Fast forward to the Ohio Pen Show, which annually features two auctions: a Thursday night auction of lesser writing instruments and parts, and a Saturday night “main event” auction featuring higher quality pieces. I’m usually slumming around the Thursday night one, and this year was no exception. What was an exception this year is that there were no photographs of the auction items posted in advance, and when I slipped down to the auction preview room, I was surprised to see several lots of Victorian pencils being offered. None of the pencils were identified by maker - all were identified in the catalog only as “Misc. Victorian” with the exception of a few Fairchilds.
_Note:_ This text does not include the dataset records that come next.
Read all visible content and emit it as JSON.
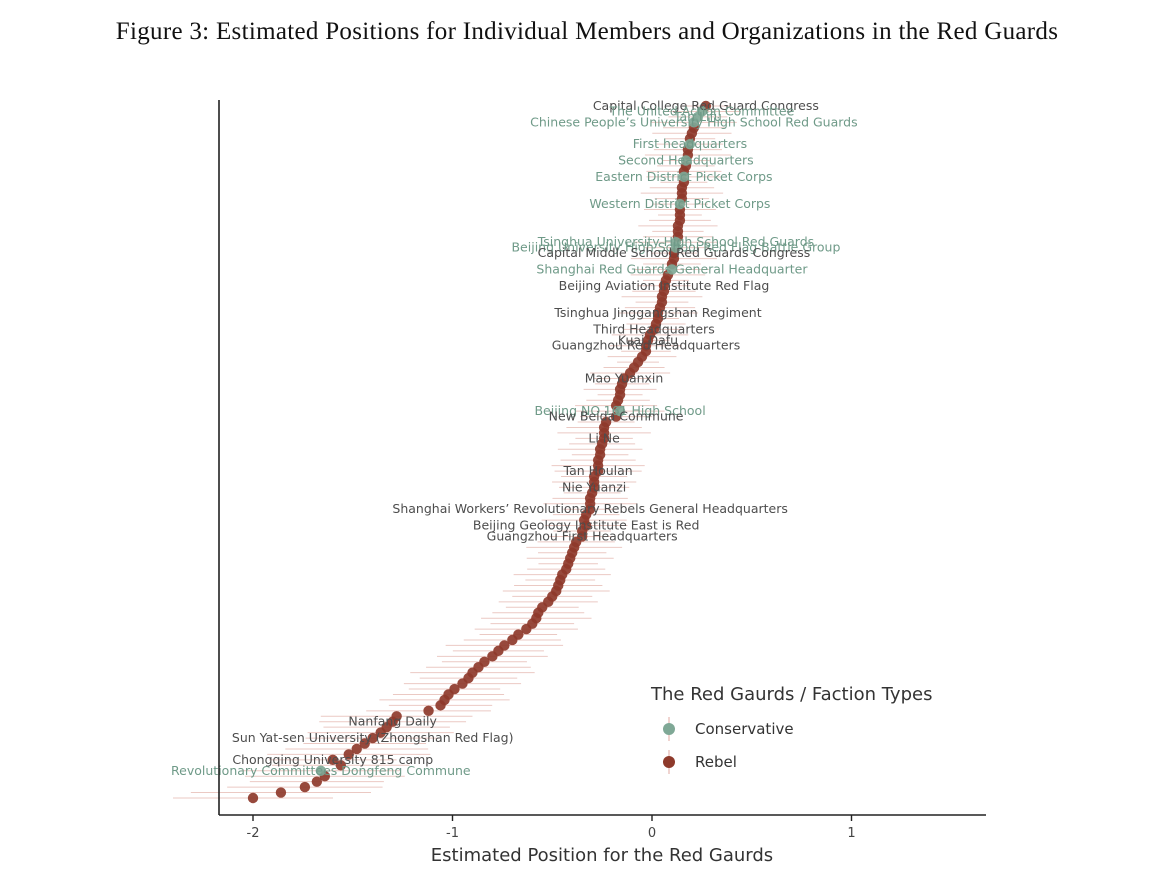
{
  "figure_title": "Figure 3: Estimated Positions for Individual Members and Organizations in the Red Guards",
  "colors": {
    "Conservative": "#7fa896",
    "Rebel": "#8e3a2b",
    "axis": "#222222",
    "error_bar": "#e5b7b0"
  },
  "chart_data": {
    "type": "scatter",
    "title": "",
    "xlabel": "Estimated Position for the Red Gaurds",
    "ylabel": "",
    "xlim": [
      -2.2,
      1.65
    ],
    "x_ticks": [
      -2,
      -1,
      0,
      1
    ],
    "x_tick_labels": [
      "-2",
      "-1",
      "0",
      "1"
    ],
    "n_ranks": 128,
    "legend": {
      "title": "The Red Gaurds / Faction Types",
      "position": "bottom-right",
      "entries": [
        "Conservative",
        "Rebel"
      ]
    },
    "labeled_points": [
      {
        "label": "Capital College Red Guard Congress",
        "x": 0.27,
        "rank": 127,
        "type": "Rebel"
      },
      {
        "label": "The United Action Committee",
        "x": 0.25,
        "rank": 126,
        "type": "Conservative"
      },
      {
        "label": "Tan Lifu",
        "x": 0.23,
        "rank": 125,
        "type": "Conservative"
      },
      {
        "label": "Chinese People’s University High School Red Guards",
        "x": 0.21,
        "rank": 124,
        "type": "Conservative"
      },
      {
        "label": "First headquarters",
        "x": 0.19,
        "rank": 120,
        "type": "Conservative"
      },
      {
        "label": "Second Headquarters",
        "x": 0.17,
        "rank": 117,
        "type": "Conservative"
      },
      {
        "label": "Eastern District Picket Corps",
        "x": 0.16,
        "rank": 114,
        "type": "Conservative"
      },
      {
        "label": "Western District Picket Corps",
        "x": 0.14,
        "rank": 109,
        "type": "Conservative"
      },
      {
        "label": "Tsinghua University High School Red Guards",
        "x": 0.12,
        "rank": 102,
        "type": "Conservative"
      },
      {
        "label": "Beijing University High School Red Flag Battle Group",
        "x": 0.12,
        "rank": 101,
        "type": "Conservative"
      },
      {
        "label": "Capital Middle School Red Guards Congress",
        "x": 0.11,
        "rank": 100,
        "type": "Rebel"
      },
      {
        "label": "Shanghai Red Guards General Headquarter",
        "x": 0.1,
        "rank": 97,
        "type": "Conservative"
      },
      {
        "label": "Beijing Aviation Institute Red Flag",
        "x": 0.06,
        "rank": 94,
        "type": "Rebel"
      },
      {
        "label": "Tsinghua Jinggangshan Regiment",
        "x": 0.03,
        "rank": 89,
        "type": "Rebel"
      },
      {
        "label": "Third Headquarters",
        "x": 0.01,
        "rank": 86,
        "type": "Rebel"
      },
      {
        "label": "Kuai Dafu",
        "x": -0.02,
        "rank": 84,
        "type": "Rebel"
      },
      {
        "label": "Guangzhou Red Headquarters",
        "x": -0.03,
        "rank": 83,
        "type": "Rebel"
      },
      {
        "label": "Mao Yuanxin",
        "x": -0.14,
        "rank": 77,
        "type": "Rebel"
      },
      {
        "label": "Beijing NO.161 High School",
        "x": -0.16,
        "rank": 71,
        "type": "Conservative"
      },
      {
        "label": "New Beida Commune",
        "x": -0.18,
        "rank": 70,
        "type": "Rebel"
      },
      {
        "label": "Li Ne",
        "x": -0.24,
        "rank": 66,
        "type": "Rebel"
      },
      {
        "label": "Tan Houlan",
        "x": -0.27,
        "rank": 60,
        "type": "Rebel"
      },
      {
        "label": "Nie Yuanzi",
        "x": -0.29,
        "rank": 57,
        "type": "Rebel"
      },
      {
        "label": "Shanghai Workers’ Revolutionary Rebels General Headquarters",
        "x": -0.31,
        "rank": 53,
        "type": "Rebel"
      },
      {
        "label": "Beijing Geology Institute East is Red",
        "x": -0.33,
        "rank": 50,
        "type": "Rebel"
      },
      {
        "label": "Guangzhou First Headquarters",
        "x": -0.35,
        "rank": 48,
        "type": "Rebel"
      },
      {
        "label": "Nanfang Daily",
        "x": -1.3,
        "rank": 14,
        "type": "Rebel"
      },
      {
        "label": "Sun Yat-sen University (Zhongshan Red Flag)",
        "x": -1.4,
        "rank": 11,
        "type": "Rebel"
      },
      {
        "label": "Chongqing University 815 camp",
        "x": -1.6,
        "rank": 7,
        "type": "Rebel"
      },
      {
        "label": "Revolutionary Committees Dongfeng Commune",
        "x": -1.66,
        "rank": 5,
        "type": "Conservative"
      }
    ],
    "unlabeled_points": {
      "type": "Rebel",
      "rank": [
        0,
        1,
        2,
        3,
        4,
        6,
        8,
        9,
        10,
        12,
        13,
        15,
        16,
        17,
        18,
        19,
        20,
        21,
        22,
        23,
        24,
        25,
        26,
        27,
        28,
        29,
        30,
        31,
        32,
        33,
        34,
        35,
        36,
        37,
        38,
        39,
        40,
        41,
        42,
        43,
        44,
        45,
        46,
        47,
        49,
        51,
        52,
        54,
        55,
        56,
        58,
        59,
        61,
        62,
        63,
        64,
        65,
        67,
        68,
        69,
        72,
        73,
        74,
        75,
        76,
        78,
        79,
        80,
        81,
        82,
        85,
        87,
        88,
        90,
        91,
        92,
        93,
        95,
        96,
        98,
        99,
        103,
        104,
        105,
        106,
        107,
        108,
        110,
        111,
        112,
        113,
        115,
        116,
        118,
        119,
        121,
        122,
        123
      ],
      "x": [
        -2.0,
        -1.86,
        -1.74,
        -1.68,
        -1.64,
        -1.56,
        -1.52,
        -1.48,
        -1.44,
        -1.36,
        -1.33,
        -1.28,
        -1.12,
        -1.06,
        -1.04,
        -1.02,
        -0.99,
        -0.95,
        -0.92,
        -0.9,
        -0.87,
        -0.84,
        -0.8,
        -0.77,
        -0.74,
        -0.7,
        -0.67,
        -0.63,
        -0.6,
        -0.58,
        -0.57,
        -0.55,
        -0.52,
        -0.5,
        -0.48,
        -0.47,
        -0.46,
        -0.45,
        -0.43,
        -0.42,
        -0.41,
        -0.4,
        -0.39,
        -0.38,
        -0.35,
        -0.34,
        -0.33,
        -0.31,
        -0.31,
        -0.3,
        -0.29,
        -0.29,
        -0.27,
        -0.27,
        -0.26,
        -0.26,
        -0.25,
        -0.24,
        -0.24,
        -0.23,
        -0.18,
        -0.17,
        -0.16,
        -0.16,
        -0.15,
        -0.11,
        -0.09,
        -0.07,
        -0.05,
        -0.03,
        -0.01,
        0.02,
        0.03,
        0.04,
        0.05,
        0.05,
        0.06,
        0.07,
        0.08,
        0.1,
        0.11,
        0.13,
        0.13,
        0.13,
        0.14,
        0.14,
        0.14,
        0.15,
        0.15,
        0.15,
        0.16,
        0.16,
        0.17,
        0.18,
        0.18,
        0.19,
        0.2,
        0.21
      ]
    }
  }
}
I pulled out my loupe and examined each one carefully, since most of the time you can only see hallmarks or other identifying marks on these pencils under magnification. The largest of the lots was the only one which contained a couple marked pencils: Lot 53 was described as “LOT OF TWELVE SLIDER PENCILS AND PEN PENCIL COMBOS IN ENGRAVED GOLD FILL AND STERLING. GOOD CONDITION-SOLD WITH ISSUES.” In that lot were a pencil marked only “Addison’s” (I discussed this one with David Nishimura, who believes this one predates the issuance of Addison’s patent . . . kind of cool) and another marked “Rauch & Co.,” which was kind of interesting to me since the “& Co.” would have been John Mabie, founder of Mabie Todd.
'Kind of interesting' left me on the fence as to whether to attend at all. Since the Ohio Show is so close to Newark, I come home on Thursday nights after early trading to pack up for the show proper, and I was more interested in getting things ready to bring over for the first day of the show than I was in hanging around until 11pm or so for things I wasn’t over the moon about. Truth be told, the only reason I attended the auction was because the first lot was a bag of pencil leads and erasers, and I’ve been thinking about offering vintage leads and erasers through my pencil lead business, the Legendary Lead Company (insert shameless plug here). I figured I’d bid on lot 1 when the auction started at 8, then scoot if I didn’t win.
Damned if I didn’t win lot 1. Since I was already there and the beer was flowing in the back row, I hung around a bit to see what else might come up. By the time the Victorians came along, I’d unintentionally bought a few other lots of stuff I didn’t need and was experiencing some regret at having bought things I didn’t really want. That meant when lot 53 came up for bids, I was determined to win the only thing in which I had any real interest when I previewed the auction. It cost me, but at $250 for the dozen I figured I could sell the unmarked ones for $25 apiece and keep the Addison and Rauch for free.
Well, maybe not. Since I had previewed the auction very hastily, and the lighting in the room was pretty terrible, I went over each one in that lot more carefully and in better light to make sure I didn’t miss anything before I consigned the ten no-names to inventory.